Hi I am trying to summarize the data using dplyr. I have a dataset with few columns the code has to filter the data with date_Created column and see if the conditions are matched within the datasets and output a new column with counts (which matches the filtering condition. Let me give an example
I have columns Date_created, Skills, grade. So the first row is picked in the dataset and checked if there are any similar conditions 6 months before if yes then count 1 is added to the column.
eg. Date_created skill grade
2016-09-01 maths 4
2016-10-01 physics 5
2016-03 -01 maths 5
2016-03-01 maths 4
so the output will be in this case the new column count will be 2 for the first row because date_created 2016-03-01 is less than 2016-09-01 twice and the skill is maths and grade is 4 and 4+1,
date_created sklll grade count
2016-09-01 maths 4 2
2016-10-01 physics 5
2016-03 -01 maths 5
2016-03-01 maths 4
I usually use a helper data frame for such operations, which might be slow with big data sets. Maybe there is a better way how to do this in a single mutate() statement. Anyway this should work:
# Function definition
add_counting <- function(df, date_col, subject_col){
d <- enquo(date_col)
s <- enquo(subject_col)
helper_df <- df %>% mutate(!!d := !!d %m+% months(6)) %>% #add 6 months to the date
group_by(!!d, !!s) %>% summarise(count = n())
df %>% left_join(helper_df, by = c(quo_name(d),quo_name(s)))
}
add_counting(df, test_date, subject)
Thank you for providing the solution. Its helpful. But when i am trying to replicate i am not getting the solution. Please find below the sample data and the code which i am trying.
Actually the code should run through the dataset and check every row and to see the conditions are matched. It should take for example Job ==2 and the Job ==3 ie.
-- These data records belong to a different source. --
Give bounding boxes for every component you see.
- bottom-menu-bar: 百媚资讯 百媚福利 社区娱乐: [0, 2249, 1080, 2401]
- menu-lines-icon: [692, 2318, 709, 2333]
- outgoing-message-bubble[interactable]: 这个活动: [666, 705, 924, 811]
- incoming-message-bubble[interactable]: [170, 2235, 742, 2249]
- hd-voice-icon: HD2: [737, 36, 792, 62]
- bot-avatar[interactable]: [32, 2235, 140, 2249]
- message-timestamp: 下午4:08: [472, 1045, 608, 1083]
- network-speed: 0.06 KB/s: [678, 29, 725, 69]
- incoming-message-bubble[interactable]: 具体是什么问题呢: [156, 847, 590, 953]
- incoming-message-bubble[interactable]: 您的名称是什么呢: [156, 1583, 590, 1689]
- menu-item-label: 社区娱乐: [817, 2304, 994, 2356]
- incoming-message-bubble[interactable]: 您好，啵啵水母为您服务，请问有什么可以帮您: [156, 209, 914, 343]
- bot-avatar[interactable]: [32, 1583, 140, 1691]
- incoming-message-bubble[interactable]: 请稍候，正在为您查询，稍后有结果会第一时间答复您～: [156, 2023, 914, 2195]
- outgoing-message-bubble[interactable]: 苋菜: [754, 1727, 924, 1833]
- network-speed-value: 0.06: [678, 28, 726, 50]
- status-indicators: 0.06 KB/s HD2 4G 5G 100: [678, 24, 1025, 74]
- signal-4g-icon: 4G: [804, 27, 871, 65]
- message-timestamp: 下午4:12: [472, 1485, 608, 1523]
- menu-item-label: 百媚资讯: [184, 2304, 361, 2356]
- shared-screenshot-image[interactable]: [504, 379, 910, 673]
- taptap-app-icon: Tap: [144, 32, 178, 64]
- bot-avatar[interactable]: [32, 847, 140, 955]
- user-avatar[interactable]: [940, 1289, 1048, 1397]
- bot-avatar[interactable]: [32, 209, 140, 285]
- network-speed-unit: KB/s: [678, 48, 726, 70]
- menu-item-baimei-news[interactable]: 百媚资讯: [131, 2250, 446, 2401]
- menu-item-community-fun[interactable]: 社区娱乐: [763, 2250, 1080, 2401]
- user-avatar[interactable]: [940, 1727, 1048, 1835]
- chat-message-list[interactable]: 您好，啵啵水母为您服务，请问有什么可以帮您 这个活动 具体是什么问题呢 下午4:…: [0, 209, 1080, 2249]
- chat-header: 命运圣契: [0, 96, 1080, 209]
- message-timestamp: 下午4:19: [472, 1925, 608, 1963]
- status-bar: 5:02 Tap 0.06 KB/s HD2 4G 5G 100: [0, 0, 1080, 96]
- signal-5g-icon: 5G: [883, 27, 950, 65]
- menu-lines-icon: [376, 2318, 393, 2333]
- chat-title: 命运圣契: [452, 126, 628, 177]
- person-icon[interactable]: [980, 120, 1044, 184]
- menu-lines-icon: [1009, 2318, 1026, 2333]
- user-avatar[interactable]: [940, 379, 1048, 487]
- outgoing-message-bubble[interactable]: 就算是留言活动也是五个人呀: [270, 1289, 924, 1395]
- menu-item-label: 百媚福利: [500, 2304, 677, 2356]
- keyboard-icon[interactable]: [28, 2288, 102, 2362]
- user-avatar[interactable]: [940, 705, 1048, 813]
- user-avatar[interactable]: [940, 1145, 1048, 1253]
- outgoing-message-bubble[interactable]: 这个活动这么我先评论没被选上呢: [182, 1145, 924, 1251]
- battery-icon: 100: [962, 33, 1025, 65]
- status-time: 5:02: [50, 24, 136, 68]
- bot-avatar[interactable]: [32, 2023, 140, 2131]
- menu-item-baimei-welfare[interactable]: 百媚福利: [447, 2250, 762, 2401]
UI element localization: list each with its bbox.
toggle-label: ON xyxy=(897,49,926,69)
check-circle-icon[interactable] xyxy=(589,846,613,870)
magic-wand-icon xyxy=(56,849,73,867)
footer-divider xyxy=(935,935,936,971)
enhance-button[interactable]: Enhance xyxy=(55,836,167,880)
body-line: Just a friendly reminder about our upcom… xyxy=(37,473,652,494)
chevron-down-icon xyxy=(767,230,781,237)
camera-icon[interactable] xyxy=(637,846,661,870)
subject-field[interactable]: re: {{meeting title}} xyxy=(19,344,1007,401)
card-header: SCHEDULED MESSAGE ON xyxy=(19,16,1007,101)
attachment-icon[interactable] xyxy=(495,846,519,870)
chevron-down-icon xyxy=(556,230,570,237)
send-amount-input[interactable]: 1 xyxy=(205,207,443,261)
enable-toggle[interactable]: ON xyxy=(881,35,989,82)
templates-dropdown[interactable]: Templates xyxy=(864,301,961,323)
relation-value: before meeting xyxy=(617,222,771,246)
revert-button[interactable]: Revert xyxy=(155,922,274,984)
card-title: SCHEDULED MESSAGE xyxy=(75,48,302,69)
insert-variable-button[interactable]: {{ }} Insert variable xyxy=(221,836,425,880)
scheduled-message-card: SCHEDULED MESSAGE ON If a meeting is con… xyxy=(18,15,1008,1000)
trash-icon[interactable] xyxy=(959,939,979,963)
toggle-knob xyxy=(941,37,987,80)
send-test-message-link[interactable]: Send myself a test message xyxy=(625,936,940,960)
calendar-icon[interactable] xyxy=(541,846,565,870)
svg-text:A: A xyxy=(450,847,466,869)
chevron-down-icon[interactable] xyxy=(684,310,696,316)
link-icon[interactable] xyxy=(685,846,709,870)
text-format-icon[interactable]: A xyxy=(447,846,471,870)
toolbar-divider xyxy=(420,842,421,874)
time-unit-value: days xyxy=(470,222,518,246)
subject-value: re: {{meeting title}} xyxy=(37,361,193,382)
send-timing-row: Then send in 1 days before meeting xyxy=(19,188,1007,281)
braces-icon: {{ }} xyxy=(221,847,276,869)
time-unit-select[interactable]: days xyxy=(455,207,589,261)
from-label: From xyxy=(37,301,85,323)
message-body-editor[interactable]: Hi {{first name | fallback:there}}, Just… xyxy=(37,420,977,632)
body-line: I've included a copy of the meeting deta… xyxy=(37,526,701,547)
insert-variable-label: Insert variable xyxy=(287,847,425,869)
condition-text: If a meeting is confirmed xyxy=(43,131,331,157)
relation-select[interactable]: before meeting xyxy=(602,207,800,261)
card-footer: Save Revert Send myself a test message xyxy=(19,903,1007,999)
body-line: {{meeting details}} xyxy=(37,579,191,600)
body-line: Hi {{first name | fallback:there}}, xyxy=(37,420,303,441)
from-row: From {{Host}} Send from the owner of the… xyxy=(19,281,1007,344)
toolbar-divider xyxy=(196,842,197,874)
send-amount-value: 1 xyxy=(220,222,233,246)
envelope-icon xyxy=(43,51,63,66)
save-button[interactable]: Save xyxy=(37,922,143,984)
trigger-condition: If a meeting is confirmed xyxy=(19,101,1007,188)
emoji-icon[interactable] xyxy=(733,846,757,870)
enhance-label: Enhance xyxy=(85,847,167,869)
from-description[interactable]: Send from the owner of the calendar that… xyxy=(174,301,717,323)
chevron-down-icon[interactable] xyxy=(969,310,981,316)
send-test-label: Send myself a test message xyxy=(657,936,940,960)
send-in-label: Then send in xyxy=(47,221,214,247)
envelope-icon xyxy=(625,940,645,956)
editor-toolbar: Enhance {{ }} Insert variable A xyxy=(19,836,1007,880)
Job and Job +1.if yes the count is assigned.
what do you mean that you could not replicate the it? Did the code not work when tried with the data that I gave you or does it not work for the data that you will actually use?
I am sorry, but I am having a hard time understanding what you want to do. I thought that you wanted to check whether there are entries that are exactly 6 months apart and meet the condition "skills". Then theg the count of the most recent entry goes up by 1. Now I am not sure what you actually need.
If you want to follow this up, provide your data in code (i.e. data <- data.frame(skill=c(...) etc.)) as well as the expected output. Then give some clear explanations on which conditions the count of each row should go up by 1.